Your cell phone may help you avoid the long lines at the airport this holiday season, as American Airlines is implementing a mobile boarding pass program at select airports.

In partnership with the Transportation Security Administration, the airline will enable customers to receive a two-dimensional bar code on their cell phones that will act as a boarding pass. The program is in trial at Chicago's O'Hare International Airport and will soon expand to domestic flights from Los Angeles International and John Wayne Orange County airports.

"Customers who choose this option can bypass printing a boarding pass at their home, office, or even at the airport to board their plane. They can go straight to security and then to the aircraft," said Mark DuPont, the company's VP of airport services planning, in a statement.

To use mobile boarding passes, customers have to have an active e-mail account and a phone that's Internet-enabled.

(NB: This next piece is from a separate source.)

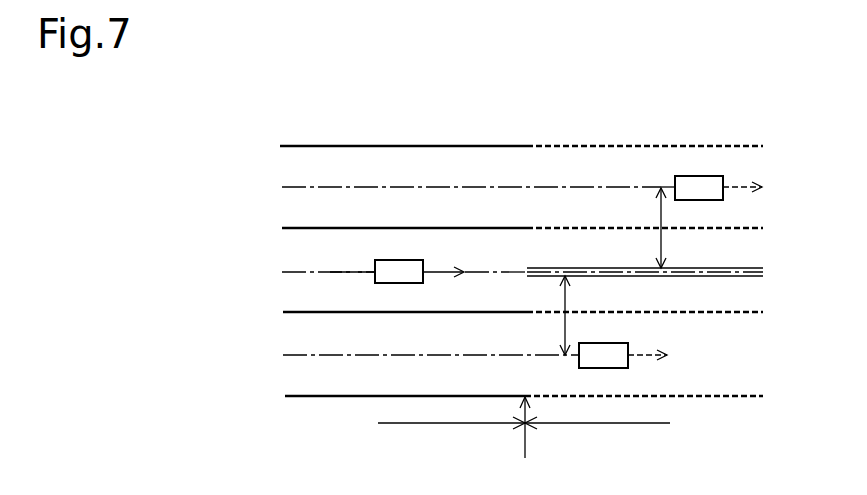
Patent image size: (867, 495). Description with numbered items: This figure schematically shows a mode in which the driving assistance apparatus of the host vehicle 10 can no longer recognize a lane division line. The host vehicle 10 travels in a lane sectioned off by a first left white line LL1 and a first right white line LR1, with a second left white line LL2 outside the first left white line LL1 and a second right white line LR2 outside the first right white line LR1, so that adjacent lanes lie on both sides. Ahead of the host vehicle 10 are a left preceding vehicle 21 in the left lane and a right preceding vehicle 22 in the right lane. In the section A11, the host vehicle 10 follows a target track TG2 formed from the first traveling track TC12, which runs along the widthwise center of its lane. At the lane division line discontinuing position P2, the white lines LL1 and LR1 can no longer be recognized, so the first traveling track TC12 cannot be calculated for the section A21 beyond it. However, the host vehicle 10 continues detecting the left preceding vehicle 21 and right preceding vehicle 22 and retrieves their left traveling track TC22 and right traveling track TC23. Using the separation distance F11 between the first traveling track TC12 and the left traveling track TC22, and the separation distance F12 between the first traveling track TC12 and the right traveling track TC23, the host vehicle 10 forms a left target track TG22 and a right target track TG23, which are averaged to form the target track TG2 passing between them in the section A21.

When the customers check in via the airline's Web site through a desktop or mobile, they will have the option of getting a boarding pass sent to an Internet-enabled mobile device. Once the customers are at the airport, they can proceed directly to the security checkpoint where airport personnel can scan their phones.

American Airlines is just the latest airline to dabble in the mobile space, as Continental and Delta have been testing similar boarding pass programs in cooperation with the TSA.

Using cell phones and smartphones to check it was greatly boosted by the 2007 decision by the International Air Transport Association to introduce a global standard for boarding pass bar codes. The association represents about 93% of international air traffic, and all airlines must have bar coded boarding passes -- paper or digital -- fully implemented by 2010.